Sensing System for Plegic or Paretic Hands Self-Training Motivation
Igor Zubrycki1, Ewa Prączko-Pawlak2, Ilona Dominik1
1Institute of Automatic Control, Lodz University of Technology, Stefanowskiego 18, 90-537 Lodz, Poland.
Sensors (Basel, Switzerland)
|March 26, 2022
Summary
This study introduces Przypominajka v2, a system designed to aid stroke patients in self-exercising paretic hands. The device uses machine learning for exercise scoring, aiming to improve neuroplasticity and patient motivation during rehabilitation.
Area of Science:
- Neuroscience and Rehabilitation Engineering
- Human-Computer Interaction
- Medical Technology
Background:
- Stroke survivors with paretic or plegic hands need consistent exercises for neuroplasticity and joint mobilization.

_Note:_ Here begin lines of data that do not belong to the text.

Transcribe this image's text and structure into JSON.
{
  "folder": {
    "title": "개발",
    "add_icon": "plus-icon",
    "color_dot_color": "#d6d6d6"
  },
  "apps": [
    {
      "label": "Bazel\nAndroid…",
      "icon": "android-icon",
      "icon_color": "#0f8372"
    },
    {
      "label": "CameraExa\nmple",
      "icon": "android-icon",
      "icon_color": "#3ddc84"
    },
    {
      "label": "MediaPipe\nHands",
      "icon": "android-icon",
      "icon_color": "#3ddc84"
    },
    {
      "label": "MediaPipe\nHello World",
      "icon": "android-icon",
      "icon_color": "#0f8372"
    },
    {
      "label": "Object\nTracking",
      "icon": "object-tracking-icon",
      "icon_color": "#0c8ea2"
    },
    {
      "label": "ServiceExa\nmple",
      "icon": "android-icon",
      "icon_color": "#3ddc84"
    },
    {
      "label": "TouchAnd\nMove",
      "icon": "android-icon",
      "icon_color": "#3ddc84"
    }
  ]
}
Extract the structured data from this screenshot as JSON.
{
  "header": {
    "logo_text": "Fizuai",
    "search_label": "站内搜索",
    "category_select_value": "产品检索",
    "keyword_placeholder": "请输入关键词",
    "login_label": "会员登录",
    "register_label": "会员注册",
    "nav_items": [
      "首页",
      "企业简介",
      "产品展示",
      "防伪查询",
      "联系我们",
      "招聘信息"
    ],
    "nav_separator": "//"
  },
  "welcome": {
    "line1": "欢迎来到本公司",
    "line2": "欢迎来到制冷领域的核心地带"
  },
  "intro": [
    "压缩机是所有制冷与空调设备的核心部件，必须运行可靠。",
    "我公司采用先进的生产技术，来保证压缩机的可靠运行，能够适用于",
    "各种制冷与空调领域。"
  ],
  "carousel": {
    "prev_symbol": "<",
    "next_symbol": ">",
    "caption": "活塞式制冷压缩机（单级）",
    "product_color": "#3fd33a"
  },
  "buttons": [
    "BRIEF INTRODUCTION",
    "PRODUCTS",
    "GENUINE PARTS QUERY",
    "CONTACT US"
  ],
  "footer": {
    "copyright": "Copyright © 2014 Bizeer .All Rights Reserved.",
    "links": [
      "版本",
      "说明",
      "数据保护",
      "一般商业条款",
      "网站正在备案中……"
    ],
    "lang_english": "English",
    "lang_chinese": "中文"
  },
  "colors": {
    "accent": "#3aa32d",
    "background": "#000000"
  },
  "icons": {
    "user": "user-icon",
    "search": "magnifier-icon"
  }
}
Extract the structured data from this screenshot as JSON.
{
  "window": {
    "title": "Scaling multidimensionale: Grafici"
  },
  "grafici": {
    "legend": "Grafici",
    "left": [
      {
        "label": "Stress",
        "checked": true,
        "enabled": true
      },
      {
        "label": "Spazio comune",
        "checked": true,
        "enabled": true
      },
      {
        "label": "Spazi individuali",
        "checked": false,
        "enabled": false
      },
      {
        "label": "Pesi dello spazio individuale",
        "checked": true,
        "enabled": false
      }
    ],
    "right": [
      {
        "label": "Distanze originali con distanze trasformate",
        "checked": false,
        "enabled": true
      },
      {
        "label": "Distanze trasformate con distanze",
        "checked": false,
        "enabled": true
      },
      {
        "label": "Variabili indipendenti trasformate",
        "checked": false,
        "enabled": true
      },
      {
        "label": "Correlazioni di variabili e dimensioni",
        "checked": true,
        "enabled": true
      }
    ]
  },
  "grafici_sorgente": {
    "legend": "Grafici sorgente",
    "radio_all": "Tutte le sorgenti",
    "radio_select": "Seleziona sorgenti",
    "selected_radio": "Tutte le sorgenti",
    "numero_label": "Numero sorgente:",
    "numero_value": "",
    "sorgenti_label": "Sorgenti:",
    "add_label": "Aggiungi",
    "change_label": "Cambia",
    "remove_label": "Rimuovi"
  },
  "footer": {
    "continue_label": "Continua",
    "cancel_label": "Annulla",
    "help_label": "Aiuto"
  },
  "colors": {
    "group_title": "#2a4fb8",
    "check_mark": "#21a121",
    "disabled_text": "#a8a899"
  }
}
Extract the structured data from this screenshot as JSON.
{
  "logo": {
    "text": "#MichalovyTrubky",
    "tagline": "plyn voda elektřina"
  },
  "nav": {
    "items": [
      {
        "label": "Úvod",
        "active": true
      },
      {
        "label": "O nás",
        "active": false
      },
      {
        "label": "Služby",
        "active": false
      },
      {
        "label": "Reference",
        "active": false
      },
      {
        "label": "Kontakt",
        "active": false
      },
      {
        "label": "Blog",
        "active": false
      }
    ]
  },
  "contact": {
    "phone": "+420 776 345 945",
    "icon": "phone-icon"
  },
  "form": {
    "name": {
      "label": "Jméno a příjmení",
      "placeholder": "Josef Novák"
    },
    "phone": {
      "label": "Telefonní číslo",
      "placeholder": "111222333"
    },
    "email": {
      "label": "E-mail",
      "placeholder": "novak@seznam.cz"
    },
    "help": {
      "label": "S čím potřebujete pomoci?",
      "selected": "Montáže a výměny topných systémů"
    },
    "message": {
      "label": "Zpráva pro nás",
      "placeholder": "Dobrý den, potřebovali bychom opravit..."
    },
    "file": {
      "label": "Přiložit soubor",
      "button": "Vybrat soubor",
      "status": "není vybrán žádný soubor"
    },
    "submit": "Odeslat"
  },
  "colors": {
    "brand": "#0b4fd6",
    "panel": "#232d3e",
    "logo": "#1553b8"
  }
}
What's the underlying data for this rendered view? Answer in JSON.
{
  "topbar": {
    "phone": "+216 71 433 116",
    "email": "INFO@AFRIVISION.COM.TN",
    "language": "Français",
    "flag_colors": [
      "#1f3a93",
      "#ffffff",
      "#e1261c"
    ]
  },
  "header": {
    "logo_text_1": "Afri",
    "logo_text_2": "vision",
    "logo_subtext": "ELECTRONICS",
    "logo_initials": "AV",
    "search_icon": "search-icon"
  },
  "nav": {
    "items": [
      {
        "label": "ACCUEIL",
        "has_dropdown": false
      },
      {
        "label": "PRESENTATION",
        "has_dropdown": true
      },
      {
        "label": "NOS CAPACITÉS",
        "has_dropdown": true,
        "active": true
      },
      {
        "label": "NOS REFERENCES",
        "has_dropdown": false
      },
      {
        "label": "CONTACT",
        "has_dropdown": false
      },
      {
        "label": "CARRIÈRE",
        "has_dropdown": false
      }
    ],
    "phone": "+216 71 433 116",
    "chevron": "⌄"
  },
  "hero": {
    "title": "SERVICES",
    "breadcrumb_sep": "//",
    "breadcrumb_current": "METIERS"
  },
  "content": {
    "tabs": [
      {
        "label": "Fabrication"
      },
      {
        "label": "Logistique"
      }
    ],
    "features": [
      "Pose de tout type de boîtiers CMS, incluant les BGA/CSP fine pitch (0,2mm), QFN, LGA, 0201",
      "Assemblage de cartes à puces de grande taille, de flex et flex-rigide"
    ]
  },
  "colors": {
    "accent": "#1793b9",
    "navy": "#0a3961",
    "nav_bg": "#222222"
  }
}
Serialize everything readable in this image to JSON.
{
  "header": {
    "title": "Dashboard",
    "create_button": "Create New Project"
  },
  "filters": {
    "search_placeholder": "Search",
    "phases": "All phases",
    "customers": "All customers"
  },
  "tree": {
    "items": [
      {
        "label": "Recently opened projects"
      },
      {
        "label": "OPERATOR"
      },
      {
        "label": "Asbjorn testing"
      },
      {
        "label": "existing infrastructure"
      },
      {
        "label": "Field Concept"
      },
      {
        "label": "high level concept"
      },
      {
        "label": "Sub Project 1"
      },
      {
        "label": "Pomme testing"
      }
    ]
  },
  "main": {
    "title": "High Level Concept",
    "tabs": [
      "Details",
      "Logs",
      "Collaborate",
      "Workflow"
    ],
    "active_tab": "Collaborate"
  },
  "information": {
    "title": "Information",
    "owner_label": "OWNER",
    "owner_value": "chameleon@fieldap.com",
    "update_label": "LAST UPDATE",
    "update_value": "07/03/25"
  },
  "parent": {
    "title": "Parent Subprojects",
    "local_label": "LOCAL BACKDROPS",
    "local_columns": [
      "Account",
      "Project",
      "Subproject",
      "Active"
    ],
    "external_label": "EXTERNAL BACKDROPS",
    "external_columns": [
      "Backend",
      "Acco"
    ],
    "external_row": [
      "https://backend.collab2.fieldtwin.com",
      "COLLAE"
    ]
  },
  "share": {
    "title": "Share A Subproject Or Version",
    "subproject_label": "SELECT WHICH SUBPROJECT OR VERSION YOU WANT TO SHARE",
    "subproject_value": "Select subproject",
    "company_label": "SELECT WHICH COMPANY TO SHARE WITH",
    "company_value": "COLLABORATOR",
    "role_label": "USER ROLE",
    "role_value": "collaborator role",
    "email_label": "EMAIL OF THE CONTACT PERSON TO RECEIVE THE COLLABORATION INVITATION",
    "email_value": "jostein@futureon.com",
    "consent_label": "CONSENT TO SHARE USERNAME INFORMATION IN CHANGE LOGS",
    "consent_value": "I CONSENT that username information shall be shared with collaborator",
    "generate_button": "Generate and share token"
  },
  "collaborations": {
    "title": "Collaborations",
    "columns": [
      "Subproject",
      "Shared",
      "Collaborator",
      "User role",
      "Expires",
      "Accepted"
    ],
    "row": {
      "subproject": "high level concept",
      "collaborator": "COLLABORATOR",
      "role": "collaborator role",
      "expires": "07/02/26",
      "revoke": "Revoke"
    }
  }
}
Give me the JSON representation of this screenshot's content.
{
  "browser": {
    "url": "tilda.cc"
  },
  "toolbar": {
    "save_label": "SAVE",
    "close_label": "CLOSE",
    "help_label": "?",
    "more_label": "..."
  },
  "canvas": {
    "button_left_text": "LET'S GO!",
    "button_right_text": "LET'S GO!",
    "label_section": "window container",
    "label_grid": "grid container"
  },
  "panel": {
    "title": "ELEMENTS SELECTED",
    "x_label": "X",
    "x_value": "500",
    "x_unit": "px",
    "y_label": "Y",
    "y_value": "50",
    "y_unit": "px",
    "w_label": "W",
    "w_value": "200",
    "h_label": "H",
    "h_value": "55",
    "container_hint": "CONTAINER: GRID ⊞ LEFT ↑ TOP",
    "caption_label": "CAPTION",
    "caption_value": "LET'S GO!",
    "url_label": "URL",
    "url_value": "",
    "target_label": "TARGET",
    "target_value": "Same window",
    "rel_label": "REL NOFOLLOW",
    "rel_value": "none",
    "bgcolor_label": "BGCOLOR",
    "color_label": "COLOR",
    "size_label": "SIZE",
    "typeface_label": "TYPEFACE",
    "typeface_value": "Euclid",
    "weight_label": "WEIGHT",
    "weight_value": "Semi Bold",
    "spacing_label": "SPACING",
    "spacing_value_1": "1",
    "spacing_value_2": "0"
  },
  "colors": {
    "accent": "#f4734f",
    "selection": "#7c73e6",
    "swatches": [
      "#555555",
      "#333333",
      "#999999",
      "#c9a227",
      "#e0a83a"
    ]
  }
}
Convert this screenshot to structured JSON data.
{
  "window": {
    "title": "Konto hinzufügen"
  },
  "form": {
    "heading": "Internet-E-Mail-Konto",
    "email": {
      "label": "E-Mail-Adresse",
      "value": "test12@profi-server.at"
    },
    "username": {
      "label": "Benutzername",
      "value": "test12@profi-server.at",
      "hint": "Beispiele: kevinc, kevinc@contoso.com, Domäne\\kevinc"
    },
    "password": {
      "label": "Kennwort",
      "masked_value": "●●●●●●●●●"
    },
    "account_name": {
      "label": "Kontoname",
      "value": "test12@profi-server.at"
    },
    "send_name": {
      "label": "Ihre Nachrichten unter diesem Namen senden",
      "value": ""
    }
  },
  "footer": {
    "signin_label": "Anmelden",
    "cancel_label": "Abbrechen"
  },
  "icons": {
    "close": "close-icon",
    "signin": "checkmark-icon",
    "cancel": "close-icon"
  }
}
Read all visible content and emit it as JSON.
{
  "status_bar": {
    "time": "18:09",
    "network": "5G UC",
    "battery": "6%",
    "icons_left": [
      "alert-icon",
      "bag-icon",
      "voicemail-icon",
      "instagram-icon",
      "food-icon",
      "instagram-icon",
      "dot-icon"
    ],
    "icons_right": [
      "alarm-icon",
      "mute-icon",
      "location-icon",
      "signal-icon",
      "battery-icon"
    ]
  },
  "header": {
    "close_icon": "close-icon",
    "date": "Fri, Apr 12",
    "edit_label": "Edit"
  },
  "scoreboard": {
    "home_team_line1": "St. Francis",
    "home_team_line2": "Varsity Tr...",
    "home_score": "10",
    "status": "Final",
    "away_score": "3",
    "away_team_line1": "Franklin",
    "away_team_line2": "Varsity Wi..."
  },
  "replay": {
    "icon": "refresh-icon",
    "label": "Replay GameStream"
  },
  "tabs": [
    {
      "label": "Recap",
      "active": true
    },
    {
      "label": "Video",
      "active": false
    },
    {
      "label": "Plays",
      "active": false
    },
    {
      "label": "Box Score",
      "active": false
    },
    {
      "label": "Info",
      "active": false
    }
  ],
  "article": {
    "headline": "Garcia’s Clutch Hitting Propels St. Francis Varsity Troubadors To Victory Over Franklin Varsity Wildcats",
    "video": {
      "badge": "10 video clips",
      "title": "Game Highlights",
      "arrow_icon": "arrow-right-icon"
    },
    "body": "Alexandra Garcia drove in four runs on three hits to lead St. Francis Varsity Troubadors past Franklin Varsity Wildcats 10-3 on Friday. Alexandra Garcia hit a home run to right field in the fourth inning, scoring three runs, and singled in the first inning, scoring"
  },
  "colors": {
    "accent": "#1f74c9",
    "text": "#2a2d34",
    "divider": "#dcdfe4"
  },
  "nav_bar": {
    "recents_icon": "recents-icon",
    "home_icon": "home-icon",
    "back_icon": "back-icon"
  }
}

- Existing hand exercise devices often require some patient control or offer limited engagement.
- Cognitive impairments post-stroke, like forgetfulness, hinder consistent self-rehabilitation efforts.
Purpose of the Study:
- To present Przypominajka v2, a system designed to support, remind, and motivate stroke patients during self-exercising.
- To integrate a glove-based device with on-device machine learning for exercise scoring.
- To develop a comprehensive system including a tablet interface and a web application for therapists.
Main Methods:
- Development of a glove-based sensor system with on-device machine learning for exercise classification.
- Evaluation of on-device inference feasibility and exercise classification accuracy in healthy participants.
- A case study involving a stroke patient with a paretic hand to assess system usability and effectiveness.
Main Results:
- On-device anomaly classification achieved 91.3% accuracy and 91.6% F1 score, with lower performance for new users (78% and 81%).
- The case study indicated a positive patient response to using Przypominajka for hand exercises.
- Identified usability issues with the sensor glove, specifically regarding ease of donning and clarity of instructions.
Conclusions:
- Sensor systems with on-device machine learning can effectively support stroke patient rehabilitation by scoring exercises and enhancing motivation.
- Przypominajka v2 demonstrates a novel approach to aiding self-rehabilitation for post-stroke hand paresis.
- Further refinement of the sensor glove interface is recommended to improve user experience and adherence.